You can drag the bottom arrow icon to display a bunch of popular Microsoft apps or go to the sidebar to explore app categories. Apart from that you can tweak the app settings to some extent.

Intel Unison doesn’t indulge in any self-product promotion and has a simple “send and receive section” for wireless file transfer. It showcases the file-sharing history between the two devices. In addition, you can tap the send button to share the files on your phone to your computer.

5. Features

Phone Link and Intel Unison support media access and sharing, notifications, messages, and call support. But there is an added advantage with the Unison app. You can send or receive files from your phone. In the gallery tab, you can switch from photos to videos and albums and access all media files. You can directly upload a photo to the phone using the gallery interface.

Gallery In Intel Unison

Even the mobile app offers an option to send any type to file to your computer or use the camera to click a photo and share it. But remember that you should use file sharing for small-size files only.
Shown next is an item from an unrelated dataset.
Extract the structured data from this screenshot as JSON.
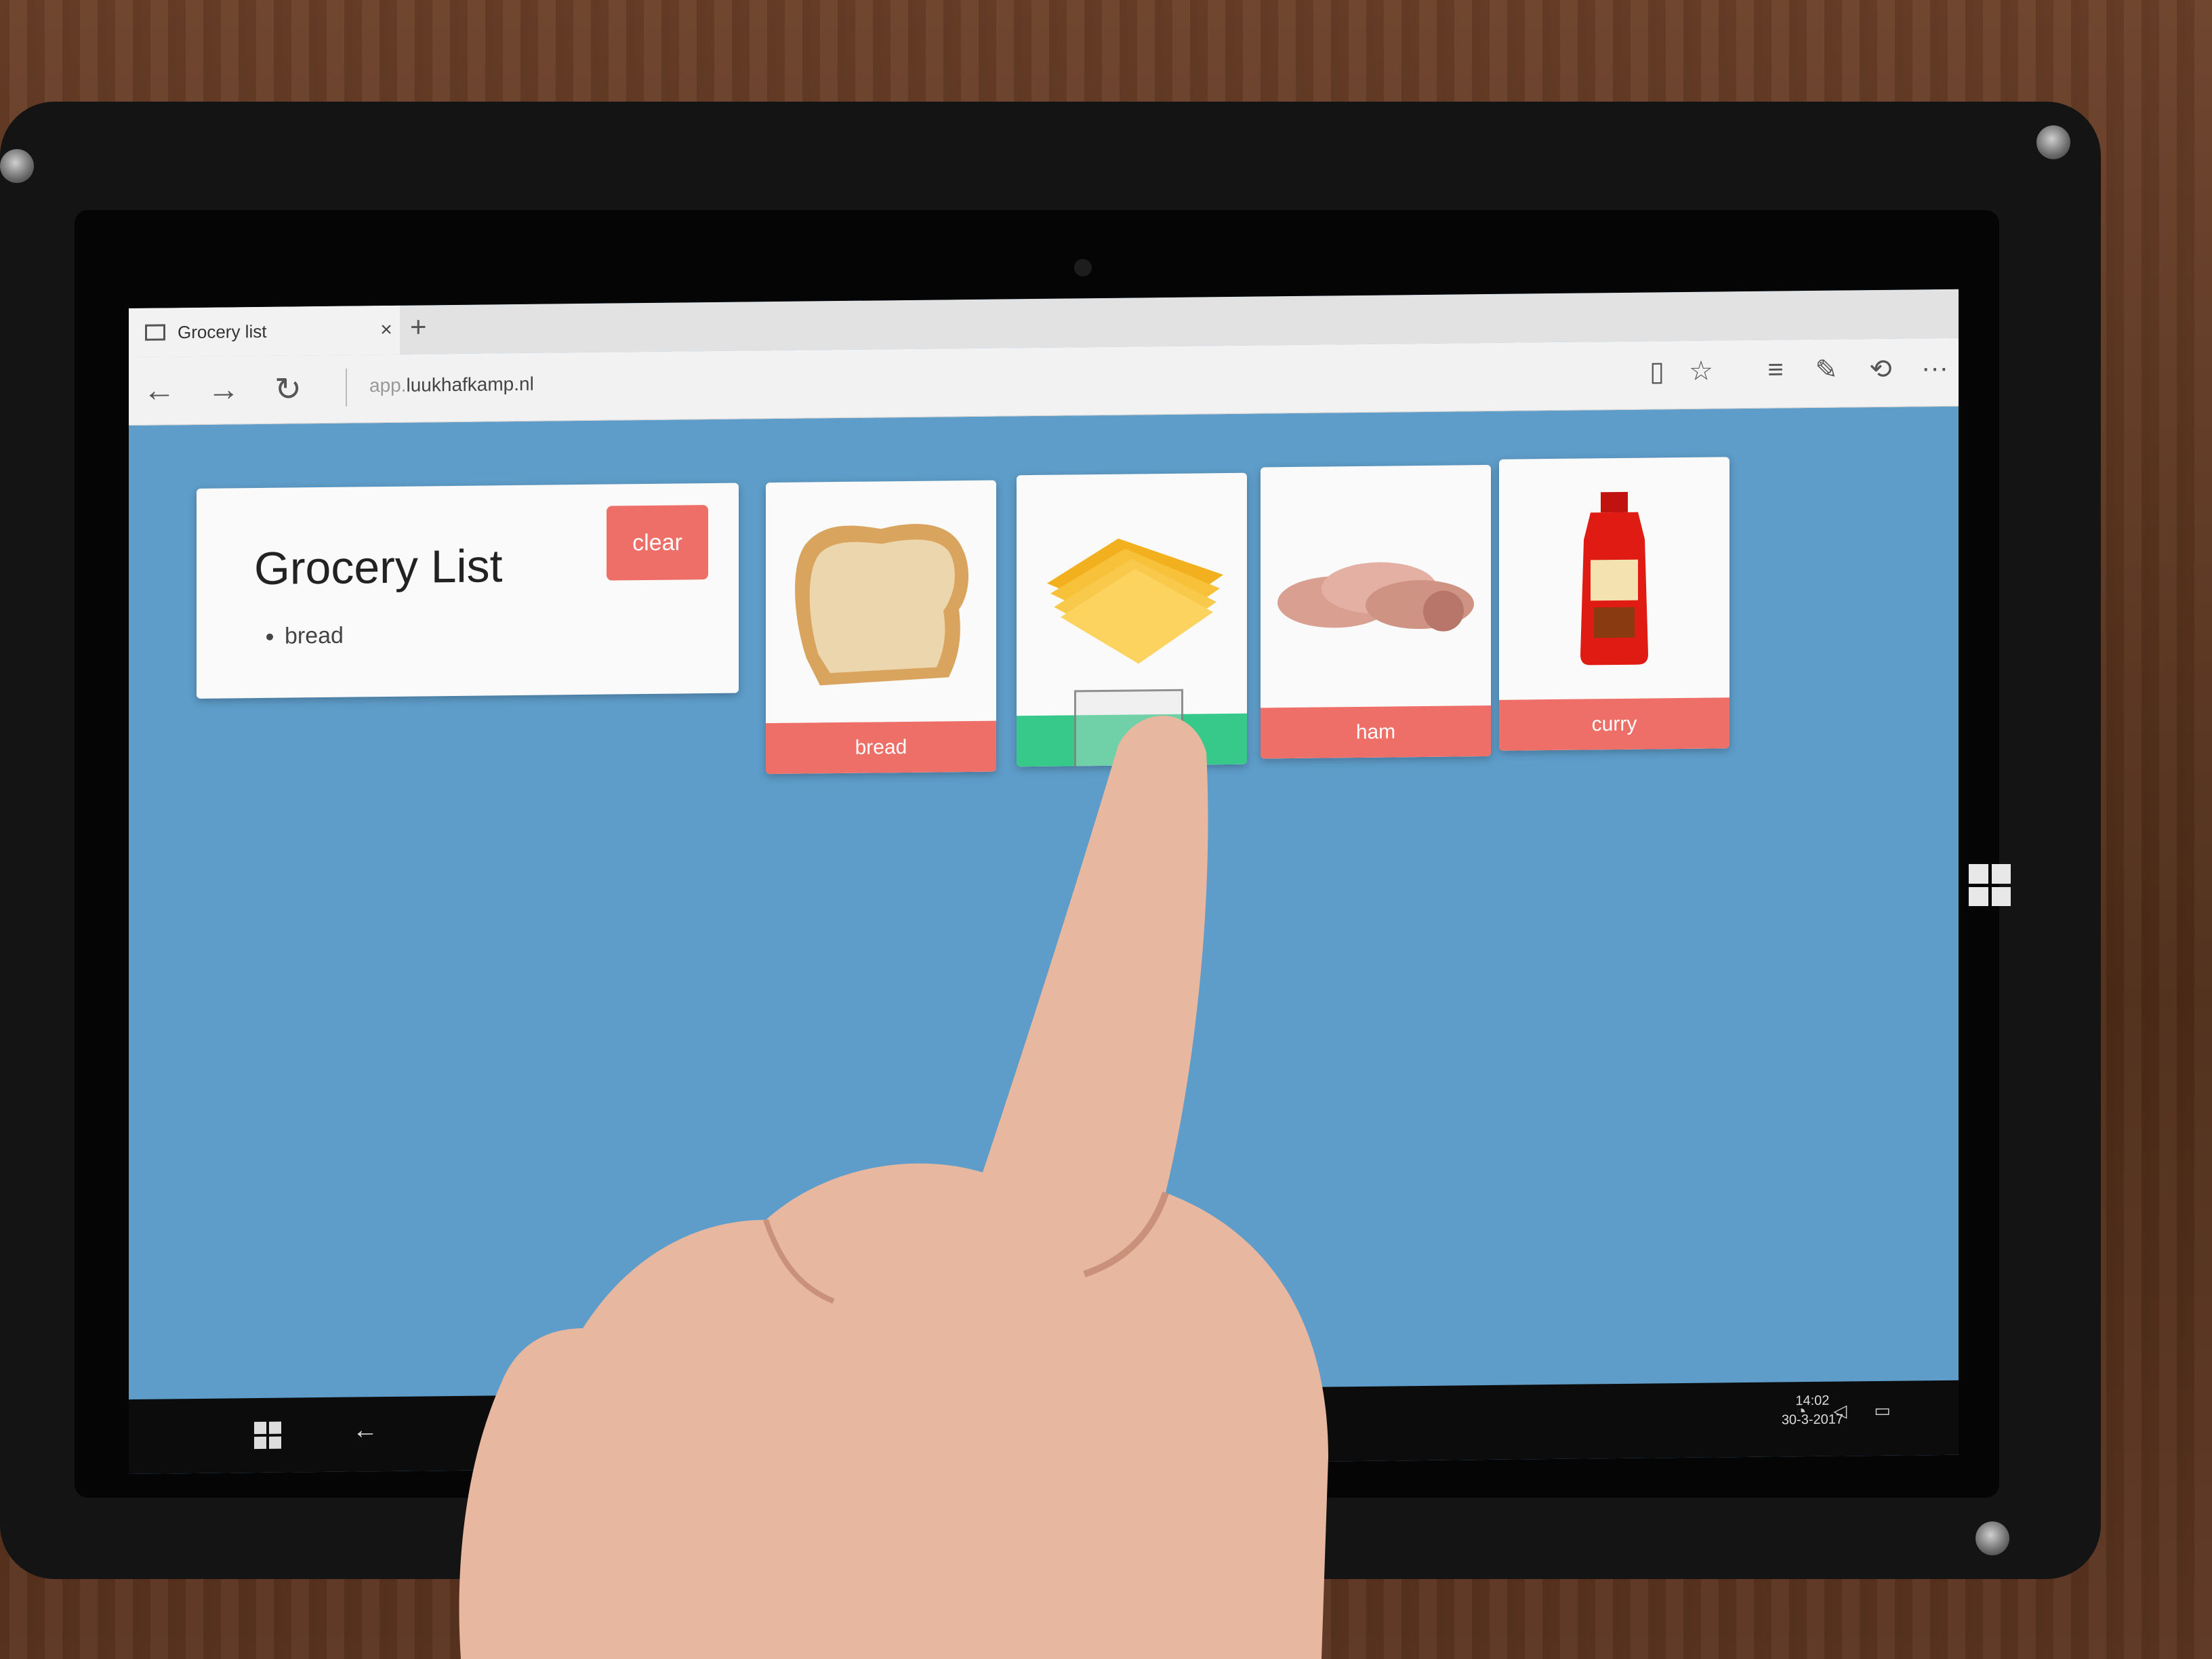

For bigger files, opt for a USB cable connection to transfer data.

Transfer Files In Intel Unison

The Phone Link app lags far behind because it can only display the photos stored on your phone. There is no support to access video files or albums and even the file limit sits at a measly 2000 recent photos. Moreover, you cannot send files and photos from your computer to the phone. There isn’t any option to share files from phone to computer either.

Coming to the calling and notification access, the experience is somewhat similar. After granting all the necessary permissions, you can either reply to the notification using the app or via the Windows popup. Phone Link can also pin notifications, but the rest of the customization features remain identical. We were able to call contacts without any issues in both apps but the Bluetooth connectivity isn’t that reliable.

Notifications In Intel Unison App

You can link multiple devices in the Phone Link app, but Intel Unison doesn’t support this feature yet. Also, the phone information display style and the ability to switch call profiles (silent, ringing, or DND) are much better in Phone Link. You cannot change phone ringing profiles in the Unison app.

Add a Device In Phone Link App

Our recommendation will be the Intel Unison app. It packs a lot of useful features which make it a not only phone companion but a handy file-sharing app. You don’t have to deal with pestering Microsoft promotions and suggestions about integrating Outlook or any other app.

Moreover, Intel Unison offers a completely wireless experience because you can even transfer files without connecting the phone to the computer using a USB cable.

Intel Unison overshadows the Phone Link app in the supported device aspect as well. Why limit your connectivity to Android phones only when you can pair iPhones too? Microsoft may launch all these missing features and offer support for connecting with iPhones in the future. But until then, Intel Unison is a better phone companion app for Windows 11.

Get Connected With Intel Unison

Pairing your phone with your PC comes with a ton of advantages, but not all connectivity apps are the same. Now you know the difference between Intel Unison and Phone Link, and where each one shines.